Doğmamış çocuğa fitre verilir mi sorusu, bilhassa fitre vaktinin gündeme gelmesiyle birlikte araştırılmaya başlandı.
Diyanet İşleri Başkanlığı’nın anne karnındaki çocuğa fitre verilir mi sorusuna verdiği yanıtı arayan pek çok kişi, internet üzerinden ayrıntıları sorguluyor.
Pekala, doğmamış çocuğa fitre verilir mi? İşte Diyanet’in cevabı..
DOĞMAMIŞ BEBEK İÇİN FİTRE VERİLİR Mİ?
Doğmamış bebeğe fitre verilir mi sorusuna Diyanet İşleri Başkanlığı tarafından verilen karşılık şu formda;
“Fıtır sadakasının dinen gerekmesinin (vücub) sebebi, ilgili hadislere dayanılarak “sağ olma” (sağ olarak Ramazan bayramına kavuşmuş olma) halinde belirlenmiştir.

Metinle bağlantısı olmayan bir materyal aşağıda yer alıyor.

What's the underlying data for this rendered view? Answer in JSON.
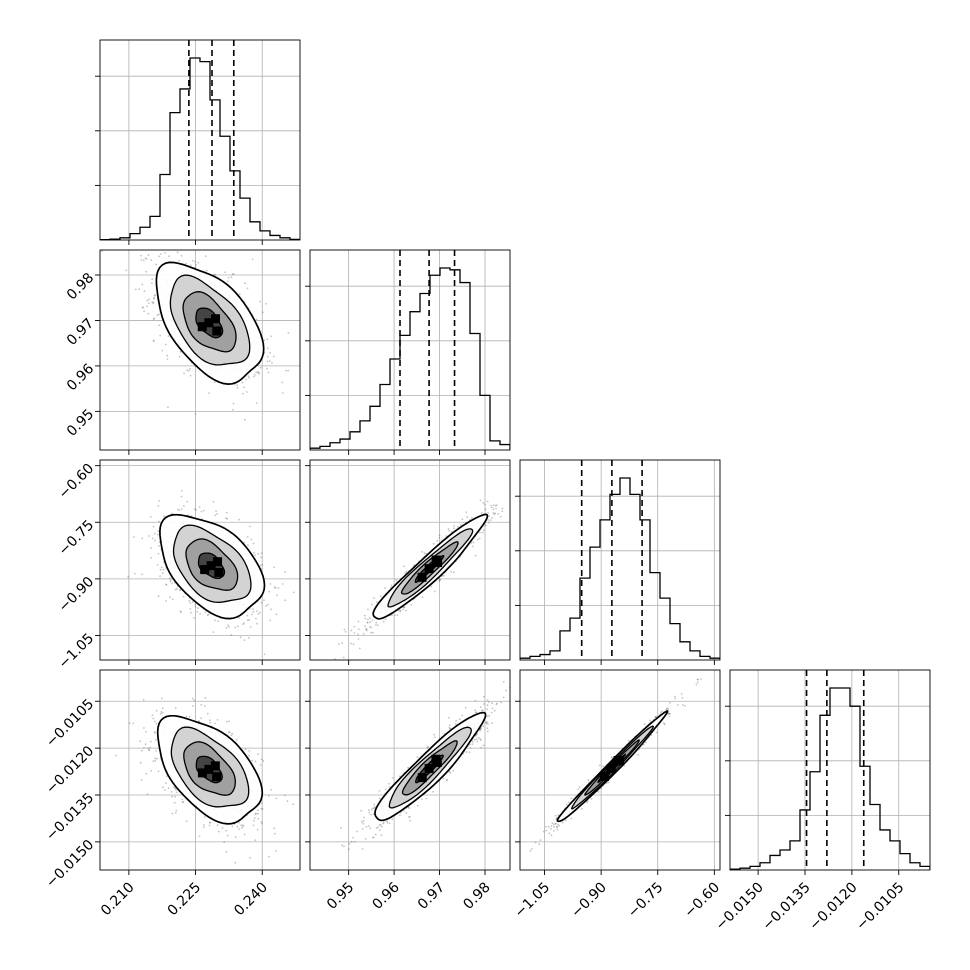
{
  "chart_data": {
    "type": "corner",
    "parameters": [
      {
        "ticks": [
          0.21,
          0.225,
          0.24
        ],
        "tick_labels": [
          "0.210",
          "0.225",
          "0.240"
        ],
        "lim": [
          0.2035,
          0.2485
        ]
      },
      {
        "ticks": [
          0.95,
          0.96,
          0.97,
          0.98
        ],
        "tick_labels": [
          "0.95",
          "0.96",
          "0.97",
          "0.98"
        ],
        "lim": [
          0.9415,
          0.9855
        ]
      },
      {
        "ticks": [
          -1.05,
          -0.9,
          -0.75,
          -0.6
        ],
        "tick_labels": [
          "−1.05",
          "−0.90",
          "−0.75",
          "−0.60"
        ],
        "lim": [
          -1.115,
          -0.585
        ]
      },
      {
        "ticks": [
          -0.015,
          -0.0135,
          -0.012,
          -0.0105
        ],
        "tick_labels": [
          "−0.0150",
          "−0.0135",
          "−0.0120",
          "−0.0105"
        ],
        "lim": [
          -0.0159,
          -0.0095
        ]
      }
    ],
    "quantiles": [
      [
        0.2235,
        0.2287,
        0.2336
      ],
      [
        0.9613,
        0.9677,
        0.9733
      ],
      [
        -0.9515,
        -0.8715,
        -0.7915
      ],
      [
        -0.01345,
        -0.0128,
        -0.01162
      ]
    ],
    "histograms": [
      [
        0.002,
        0.005,
        0.012,
        0.035,
        0.07,
        0.13,
        0.36,
        0.7,
        0.83,
        1.0,
        0.98,
        0.77,
        0.57,
        0.38,
        0.23,
        0.1,
        0.05,
        0.025,
        0.012,
        0.003
      ],
      [
        0.01,
        0.02,
        0.04,
        0.06,
        0.1,
        0.16,
        0.24,
        0.36,
        0.5,
        0.63,
        0.76,
        0.86,
        0.96,
        1.0,
        0.99,
        0.92,
        0.64,
        0.3,
        0.05,
        0.03
      ],
      [
        0.01,
        0.02,
        0.03,
        0.05,
        0.16,
        0.23,
        0.45,
        0.62,
        0.77,
        0.91,
        1.0,
        0.91,
        0.77,
        0.48,
        0.34,
        0.2,
        0.1,
        0.05,
        0.02,
        0.01
      ],
      [
        0.005,
        0.01,
        0.02,
        0.04,
        0.08,
        0.11,
        0.16,
        0.33,
        0.54,
        0.85,
        1.0,
        1.0,
        0.9,
        0.57,
        0.36,
        0.22,
        0.16,
        0.09,
        0.04,
        0.02
      ]
    ],
    "pairs": [
      {
        "row": 1,
        "col": 0,
        "center": [
          0.228,
          0.9695
        ],
        "sx": 0.00595,
        "sy": 0.0065,
        "rho": -0.5
      },
      {
        "row": 2,
        "col": 0,
        "center": [
          0.2285,
          -0.865
        ],
        "sx": 0.0058,
        "sy": 0.067,
        "rho": -0.45
      },
      {
        "row": 2,
        "col": 1,
        "center": [
          0.9677,
          -0.873
        ],
        "sx": 0.0062,
        "sy": 0.069,
        "rho": 0.95
      },
      {
        "row": 3,
        "col": 0,
        "center": [
          0.228,
          -0.01268
        ],
        "sx": 0.0058,
        "sy": 0.00084,
        "rho": -0.5
      },
      {
        "row": 3,
        "col": 1,
        "center": [
          0.9677,
          -0.01265
        ],
        "sx": 0.006,
        "sy": 0.00086,
        "rho": 0.93
      },
      {
        "row": 3,
        "col": 2,
        "center": [
          -0.873,
          -0.01265
        ],
        "sx": 0.072,
        "sy": 0.00088,
        "rho": 0.99
      }
    ],
    "grid": true,
    "colors": {
      "line": "#000000",
      "grid": "#b0b0b0",
      "points": "#555555",
      "fill": "#222222"
    }
  }
}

Bu prestijle Ramazan bayramından evvel doğan bebekler için fitre vermek gerekir.”
KİMLER FİTRE VERMEKLE YÜKÜMLÜDÜR?
Ramazan bayramına kavuşan, temel muhtaçlıklarının ve bir yıllık borçlarının dışında nisap ölçüsü (80.18 gr. altın yahut bu değerde) mala sahip olan müslümanlar kendileri ve velayetleri altındaki şahıslar için fıtır sadakası vermekle yükümlüdürler (Kâsânî, Bedâî’, II, 70, 72).
Lakin fıtır sadakası ile yükümlü olmak için bulunması gereken nisap ölçüsü malın, “artıcı” özellikte olması ve üzerinden “bir kameri yıl” geçmiş olması gerekmez.
Kişi kendisinin ve ergenlik çağına ulaşmamış çocuklarının fitresini vermekle yükümlüdür (Kâsânî, Bedâî’, II, 70). Buna karşılık kişininana-babası, büyük çocukları, karısı, kardeşleri ve öbür yakınları için fitre ödeme mecburiliği yoktur. (Kâsânî, Bedâî’, II, 70, 72). Ama vekâletleri olmadığı hâlde bu şahıslar için ödeme yapsa geçerli olur.
Şâfiî mezhebine nazaran ise fıtır sadakası vermek “farz”dır ve bununla yükümlü olmak için nisap ölçüsü mala sahip olmak kural değildir (Şirbînî, Muğni’l-muhtâc, I, 594). Buna nazaran temel gereksinimlerinin yanı sıra bayram günü ve gecesine yetecek kadar azığa sahip zengin-fakir her müslüman fitre ile yükümlüdür (Şirbînî, Muğni’l-muhtâc, I, 594).
Ayrıyeten varlıklı kimsenin müslüman olan eşi, çocukları, ana-babası ve başka yakınları için de sadaka-i fıtır vermesi gerekir. (Şirbînî, Muğni’l-muhtâc, I, 595; İbn Rüşd, Bidâye, I, 279-280).